Jesús, me atrevo a escribirte en acato al párrafo que por estos días se replica con fe y esperanza al participar en la Novena de Aguinaldos. “Acordaos, ¡oh dulcísimo Niño Jesús!, que dijisteis a la venerable Margarita del santísimo Sacramento, y en persona suya a todos vuestros devotos, estas palabras tan consoladoras para nuestra pobre humanidad agobiada y doliente: ‘Todo lo que quieras pedir, pídelo por los méritos de mi infancia y nada te será negado’”.
Como fiel y creyente hago las peticiones para que esta ciudad, que en algún momento alguien confundió con Calcuta, tenga un mejor presente a partir del 25 de diciembre. Jesús, en la capital de Norte de Santander todavía hay mucho niño que deambula por las calles, que limpia vidrios, que carga mercados en Cenabastos, que mendiga, que se prostituye, que no va a la escuela, que es maltratado por los padres, que no tiene futuro.
Aquí, te lo cuento en confianza, los programas oficiales de atención son escasos y falta un poco más de interés entre la sociedad para proteger a la población infantil. Es cierto, en la Alcaldía y en la Gobernación hay despachos que propenden por el bienestar de los niños, pero también en esas oficinas están anidados los que quieren sacar provecho de los proyectos y les importa poco malgastarse el dinero destinado para la educación, la alimentación y la recreación de los pequeños.
Esta es parte de la miseria que no permite a los niños ser los hombres de bien, sino que los induce por el camino torcido del pecado, para la Iglesia, y de la delincuencia, para las autoridades judiciales. La inocencia la pierden y como consecuencia pasan largos meses internados en la correccional de Los Patios.
Jesús, que esto no suene a queja, pero quiero contarte que por estos días los niños afrontan situaciones adveras, producto de la negación de los adultos al temor a Tu Padre. No quieren, los mayores de edad, entender que esas personitas en formación necesitan cariño, comprensión y respeto. No vayas a decir que se me salió el sentimiento de nono. No, no es eso. Es que veo tan frágiles a los niños y tan desprotegidos, que solo la mano tuya podrá defenderlos.

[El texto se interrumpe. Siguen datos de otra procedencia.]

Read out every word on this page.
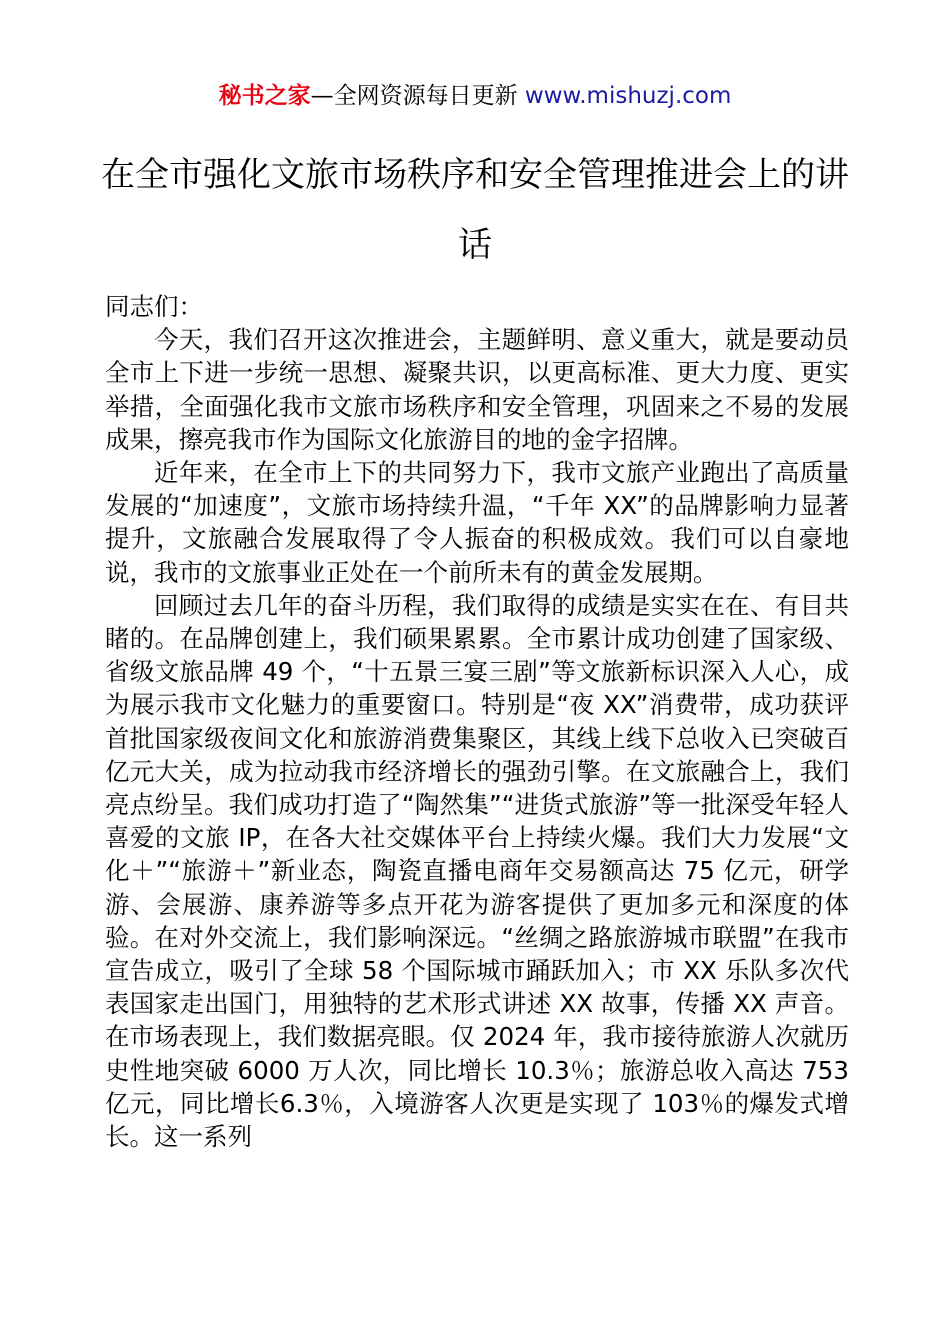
秘书之家—全网资源每日更新 www.mishuzj.com
在全市强化文旅市场秩序和安全管理推进会上的讲话

同志们：

今天，我们召开这次推进会，主题鲜明、意义重大，就是要动员全市上下进一步统一思想、凝聚共识，以更高标准、更大力度、更实举措，全面强化我市文旅市场秩序和安全管理，巩固来之不易的发展成果，擦亮我市作为国际文化旅游目的地的金字招牌。

近年来，在全市上下的共同努力下，我市文旅产业跑出了高质量发展的“加速度”，文旅市场持续升温，“千年 XX”的品牌影响力显著提升，文旅融合发展取得了令人振奋的积极成效。我们可以自豪地说，我市的文旅事业正处在一个前所未有的黄金发展期。

回顾过去几年的奋斗历程，我们取得的成绩是实实在在、有目共睹的。在品牌创建上，我们硕果累累。全市累计成功创建了国家级、省级文旅品牌 49 个，“十五景三宴三剧”等文旅新标识深入人心，成为展示我市文化魅力的重要窗口。特别是“夜 XX”消费带，成功获评首批国家级夜间文化和旅游消费集聚区，其线上线下总收入已突破百亿元大关，成为拉动我市经济增长的强劲引擎。在文旅融合上，我们亮点纷呈。我们成功打造了“陶然集”“进货式旅游”等一批深受年轻人喜爱的文旅 IP，在各大社交媒体平台上持续火爆。我们大力发展“文化＋”“旅游＋”新业态，陶瓷直播电商年交易额高达 75 亿元，研学游、会展游、康养游等多点开花为游客提供了更加多元和深度的体验。在对外交流上，我们影响深远。“丝绸之路旅游城市联盟”在我市宣告成立，吸引了全球 58 个国际城市踊跃加入；市 XX 乐队多次代表国家走出国门，用独特的艺术形式讲述 XX 故事，传播 XX 声音。在市场表现上，我们数据亮眼。仅 2024 年，我市接待旅游人次就历史性地突破 6000 万人次，同比增长 10.3％；旅游总收入高达 753 亿元，同比增长6.3％，入境游客人次更是实现了 103％的爆发式增长。这一系列
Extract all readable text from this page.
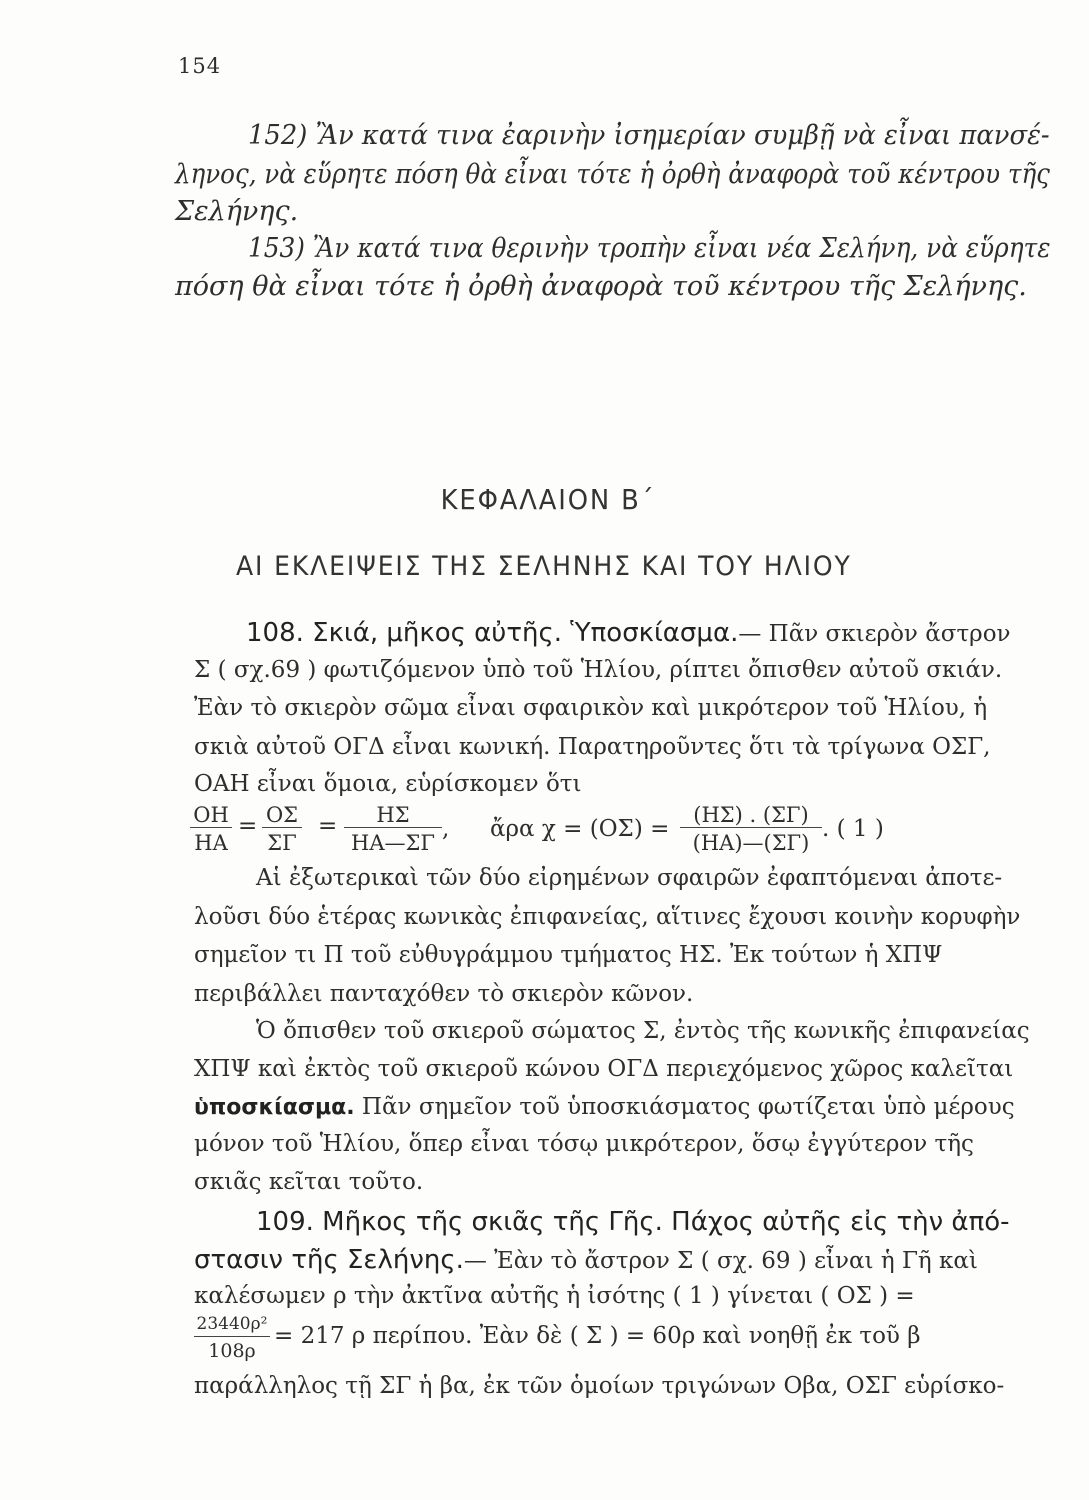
154
152) Ἂν κατά τινα ἐαρινὴν ἰσημερίαν συμβῇ νὰ εἶναι πανσέ-
ληνος, νὰ εὕρητε πόση θὰ εἶναι τότε ἡ ὀρθὴ ἀναφορὰ τοῦ κέντρου τῆς
Σελήνης.
153) Ἂν κατά τινα θερινὴν τροπὴν εἶναι νέα Σελήνη, νὰ εὕρητε
πόση θὰ εἶναι τότε ἡ ὀρθὴ ἀναφορὰ τοῦ κέντρου τῆς Σελήνης.
ΚΕΦΑΛΑΙΟΝ Β΄
ΑΙ ΕΚΛΕΙΨΕΙΣ ΤΗΣ ΣΕΛΗΝΗΣ ΚΑΙ ΤΟΥ ΗΛΙΟΥ
108. Σκιά, μῆκος αὐτῆς. Ὑποσκίασμα.— Πᾶν σκιερὸν ἄστρον
Σ ( σχ.69 ) φωτιζόμενον ὑπὸ τοῦ Ἡλίου, ρίπτει ὄπισθεν αὐτοῦ σκιάν.
Ἐὰν τὸ σκιερὸν σῶμα εἶναι σφαιρικὸν καὶ μικρότερον τοῦ Ἡλίου, ἡ
σκιὰ αὐτοῦ ΟΓΔ εἶναι κωνική. Παρατηροῦντες ὅτι τὰ τρίγωνα ΟΣΓ,
ΟΑΗ εἶναι ὅμοια, εὑρίσκομεν ὅτι
ΟΗ
ΗΑ
= ΟΣ
ΣΓ
=	ΗΣ
ΗΑ—ΣΓ
, ἄρα χ = (ΟΣ) =
(ΗΣ) . (ΣΓ)
(ΗΑ)—(ΣΓ)
. ( 1 )
Αἱ ἐξωτερικαὶ τῶν δύο εἰρημένων σφαιρῶν ἐφαπτόμεναι ἀποτε-
λοῦσι δύο ἑτέρας κωνικὰς ἐπιφανείας, αἵτινες ἔχουσι κοινὴν κορυφὴν
σημεῖον τι Π τοῦ εὐθυγράμμου τμήματος ΗΣ. Ἐκ τούτων ἡ ΧΠΨ
περιβάλλει πανταχόθεν τὸ σκιερὸν κῶνον.
Ὁ ὄπισθεν τοῦ σκιεροῦ σώματος Σ, ἐντὸς τῆς κωνικῆς ἐπιφανείας
ΧΠΨ καὶ ἐκτὸς τοῦ σκιεροῦ κώνου ΟΓΔ περιεχόμενος χῶρος καλεῖται
ὑποσκίασμα. Πᾶν σημεῖον τοῦ ὑποσκιάσματος φωτίζεται ὑπὸ μέρους
μόνον τοῦ Ἡλίου, ὅπερ εἶναι τόσῳ μικρότερον, ὅσῳ ἐγγύτερον τῆς
σκιᾶς κεῖται τοῦτο.
109. Μῆκος τῆς σκιᾶς τῆς Γῆς. Πάχος αὐτῆς εἰς τὴν ἀπό-
στασιν τῆς Σελήνης.— Ἐὰν τὸ ἄστρον Σ ( σχ. 69 ) εἶναι ἡ Γῆ καὶ
καλέσωμεν ρ τὴν ἀκτῖνα αὐτῆς ἡ ἰσότης ( 1 ) γίνεται ( ΟΣ ) =
23440ρ²
108ρ
= 217 ρ περίπου. Ἐὰν δὲ ( Σ ) = 60ρ καὶ νοηθῇ ἐκ τοῦ β
παράλληλος τῇ ΣΓ ἡ βα, ἐκ τῶν ὁμοίων τριγώνων Οβα, ΟΣΓ εὑρίσκο-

Jesús, tanto en los cerros como en los lujos condominios, hay niños que aguardan tu venida y esperan que en la noche de navidad les traigas un presente. Seguro que no quieren incienso, mirra y oro. Un balón, un carrito, una muñeca, cualquier detalle los hará sonreír. Muchos han pasado años en medio del llanto y del dolor, provocados por la guerra. Hoy, están prosternados en tierra y con los brazos tendidos esperan que de lo alto les llueva bienhechor rocío.
Esos niños, no quieren más chivas, más burras negras ni yeguas blancas, desean tener en el corazón la paz y la tranquilidad que tú les puedes ofrecer.
Creo, sinceramente, que los cucuteños, después de esta misiva, estaremos “seguros de que no quedará frustrada nuestra esperanza, y de que en virtud de vuestra divina promesa, acogeréis y despacharéis favorablemente nuestra súplica”.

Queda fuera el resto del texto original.